Ugh, There’s People Vomiting — And It’s An Ad?


Ugh, There’s People Vomiting — And It’s An Ad?



by , January 20, 2023

 Ugh, There's People Vomiting -- And It's An Ad?



Can a brand “flaw” also be an attribute to help inform effective advertising and marketing?


Yes—if you use the right kind of flaw, based on behavioral science, according to MichaelAaron Flicker, founder of the XenoPsi agency and co-founder of the newly formed Consumer Behavior Lab.


Having examined a variety of beverage advertising campaigns, Flicker found noteworthy examples of how behavioral science principles have been used by Guinness stout, Elijah Craig bourbon and Liquid Death canned waters.


In a commercial dating to 1999, Guinness—knowingly or not—used the brand flaw principle to dwell on the time lapse between ordering it at a bar and waiting for the foam to settle. Most of the 1950’s style, black-and-white ad features surfers who know that “good things come to those who wait.”

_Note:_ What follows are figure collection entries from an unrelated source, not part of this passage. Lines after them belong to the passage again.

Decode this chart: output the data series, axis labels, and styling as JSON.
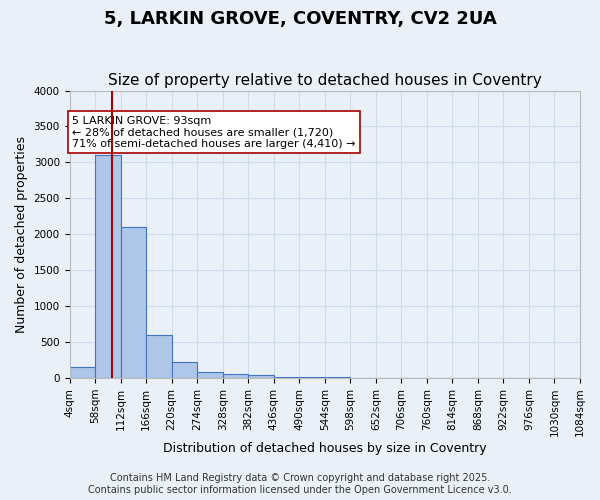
{
  "title": "5, LARKIN GROVE, COVENTRY, CV2 2UA",
  "subtitle": "Size of property relative to detached houses in Coventry",
  "xlabel": "Distribution of detached houses by size in Coventry",
  "ylabel": "Number of detached properties",
  "bin_edges": [
    4,
    58,
    112,
    166,
    220,
    274,
    328,
    382,
    436,
    490,
    544,
    598,
    652,
    706,
    760,
    814,
    868,
    922,
    976,
    1030,
    1084
  ],
  "bar_heights": [
    150,
    3100,
    2100,
    600,
    230,
    80,
    60,
    40,
    20,
    15,
    10,
    8,
    6,
    5,
    4,
    3,
    3,
    2,
    2,
    2
  ],
  "bar_color": "#aec6e8",
  "bar_edge_color": "#4472c4",
  "grid_color": "#ccddee",
  "background_color": "#eaf0f8",
  "property_size": 93,
  "vline_color": "#aa0000",
  "annotation_text": "5 LARKIN GROVE: 93sqm\n← 28% of detached houses are smaller (1,720)\n71% of semi-detached houses are larger (4,410) →",
  "annotation_box_color": "#ffffff",
  "annotation_box_edgecolor": "#aa0000",
  "ylim": [
    0,
    4000
  ],
  "yticks": [
    0,
    500,
    1000,
    1500,
    2000,
    2500,
    3000,
    3500,
    4000
  ],
  "footer_line1": "Contains HM Land Registry data © Crown copyright and database right 2025.",
  "footer_line2": "Contains public sector information licensed under the Open Government Licence v3.0.",
  "title_fontsize": 13,
  "subtitle_fontsize": 11,
  "label_fontsize": 9,
  "tick_fontsize": 7.5,
  "footer_fontsize": 7
}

For Elijah Craig, having a more distinctive bottle helped the brand ride the wave of bourbon popularity.


Liquid Death is using a psychological observation called “price relativity” that comes to life in an extremely weird focus-group that pits the brand’s $1.99 tallboy to “the most expensive beverages on earth.” Upon sampling a tallboy of lobster Béarnaise sauce ($50) or beluga cavier ($580) some of the focus-group participants gag and/or vomit.


In this interview—edited for brevity and clarity—Flicker shares some insights from Consumer Behavior Lab, which he co-founded last November with Richard Shotton, the author of “The Choice Factory.”


CPG Insider: You refer to what Guinness did as the “pratfall effect.” Please explain.


MichaelAaron Flicker: I think the cool thing about Guinness is that they took something everyone knew to be true—When you order it in a bar, you have to wait for the foam to settle before you drink it—and put it front and center in the ad. That gave them an immediate connection to the consumer to then deliver more messaging. It opened the door for them to make it a brand benefit: Good things come to those who wait. People who sit in a bar and wait for the foam to come down know they’re getting a better, higher quality product.


CPG Insider: Do you think the brand’s creatives knew they were using behavioral science?


Flicker: These are established academic studies that were well known and published. Whether the folks who made the Guinness ad knew about them is anybody’s guess.


CPG Insider: What did your agency do for Elijah Craig?


Flicker: In 2013, the bourbon boom was happening, but this company wasn’t getting the sales all its competitors were. In our consumer research, everybody said the same thing: It looks good and tastes good.


The more we dug, the more we realized when consumers looked at the bottle, it didn’t read as a bourbon bottle or the bourbon category. It was a behavioral science insight called unintentional blindness. As shoppers were walking past the shelf, it reminded them of a rum bottle, so they would immediately discount the brand before they would even buy it.


So we slenderized the bottle, brought in more bourbon cues, and gave it much more of a presence on shelf.


CPG Insider: Liquid Death is no stranger to bizarre, engaging ads. What’s your take on the brand’s messy focus group?


Flicker: The brilliance of the Liquid Death campaign is that it taps into a psychological observation called price relativity. This is the idea that consumers don’t weigh up prices in an absolute fashion. Price perceptions are relative—an item is a good or bad value depending on what we compare it to.


Liquid Death is using a very tried and true bias here—which is if I compare myself to all of these much fancier things, then $1.99 feels pretty reasonable. That’s interesting for brands because if you can change the comparison set, you can change willingness to pay by orders of magnitude.


A Liquid Death spot works because items way more expensive than Liquid Death cause the vomiting, according to principles espoused by Consumer Behavior Lab founder.